KENDAL (Jawa Tengah), media3.id– Sikap tak biasa ditunjukkan Gubernur Jawa Tengah Ganjar Pranowo saat meninjau proses pembangunan embung di Desa Kalibareng, Kecamatan Patean, Kendal, Jumat (21/10/2022).
Ganjar yang tiba di lokasi pembangunan sekitar pukul 13.10 WIB dalam kondisi hujan gerimis. Ia disambut para pekerja dan petani setempat. Kemudian ia pun mencari petani bernama Subari, yang menghibahkan lahan seluas 1800 meter persegi untuk dibangun embung tersebut.
Kemudian Ganjar mengajak ngobrol Subari terkait kerelaannya menghibahkan lahannya. Tanpa diduga, di akhir obrolan, Ganjar meraih tangan Subari kemudian menciumnya.
Subari inilah, kata Ganjar, seorang petani yang ikhlas tanahnya dibangun embung dan dimanfaatkan untuk masyarakat luas.

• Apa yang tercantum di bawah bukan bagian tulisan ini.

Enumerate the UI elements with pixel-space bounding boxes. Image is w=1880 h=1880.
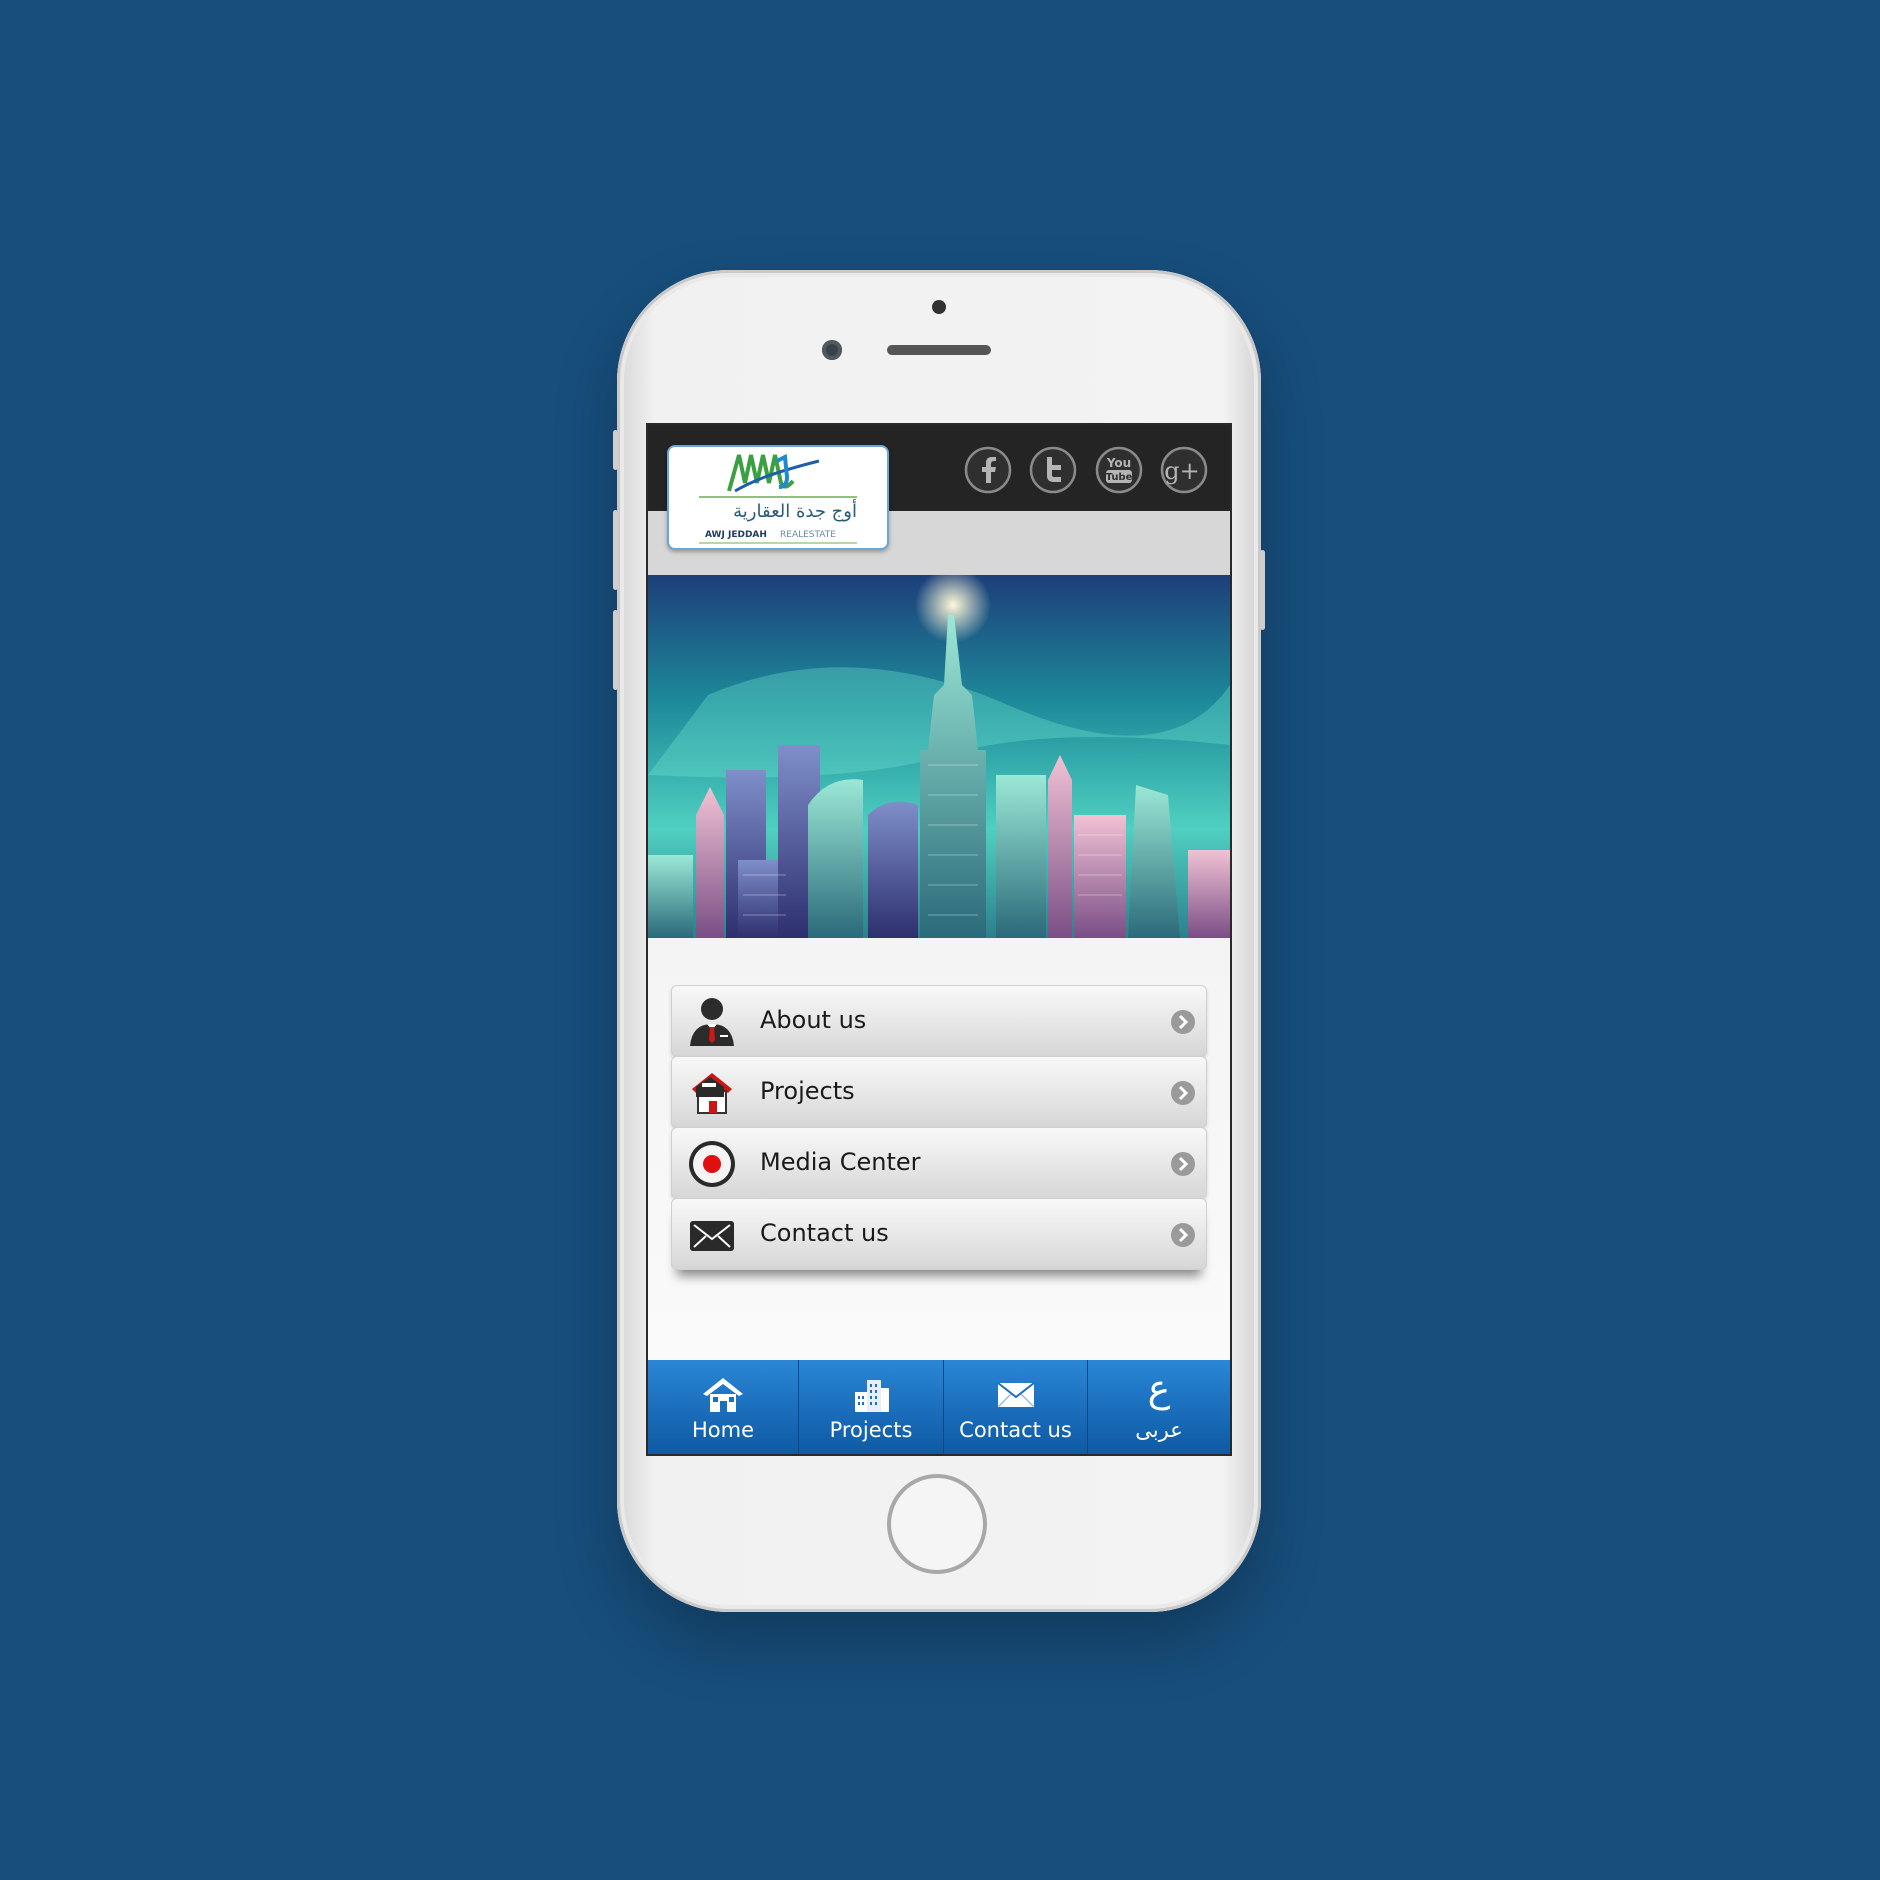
bottom-tab-bar: Home Projects Contact us ع عربى	[648, 1360, 1230, 1454]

Hal itu sambut baik oleh Pemerintah Provinsi Jawa Tengah dengan memberikan anggaran pembangunan sebesar Rp3,5 miliar. Embung tersebut nantinya untuk menampung air, karena di atas lokasi terdapat mata air yang cukup bagus.
“Beliau punya lahan di sini dan ketika kemudian diusulkan untuk dibuatkan embung, beliau ikhlas memberikan tanahnya. Ini adalah contoh yang sangat bagus sekali. Dengan harapan, nanti masyarakat bisa memanfaatkan, baik untuk pertanian maupun pariwisata,” ungkap Ganjar.

Dalam kesempatan itu, Ganjar mengapresiasi upaya Subari, dan mengusulkan bangunan itu dinamai Embung Subari.
“Kalau modelnya begini pemerintah bisa bangun lebih banyak lagi dan cepat tanpa membebaskan tanah. Atau kemarin yang kita lihat, ada seperti ini, kita kasih (anggaran) dan tanahnya dari kas desa. Dan, ini (Subari) lebih hebat lagi karena milik pribadi,” tandas Ganjar sembari kembali mencium tangan Subari.
Ganjar menjelaskan, waduk mini ini dapat menampung hujan dan mata air di atas embung yang sebelumnya kerap menjadi penyebab banjir dan persoalan-persoalan lain.
Sementara itu, Subari mengaku ikhlas menghibahkan lahan miliknya untuk membangun embung demi kepentingan warga sekitar.
“Saya ingin masyarakat dapat memanfaatkan air dari embung tersebut dan embung Desa Kalibareng nantinya bisa dimanfaatkan warga untuk berbagai sektor mulai dari pengairan hingga pariwisata,” ucapnya.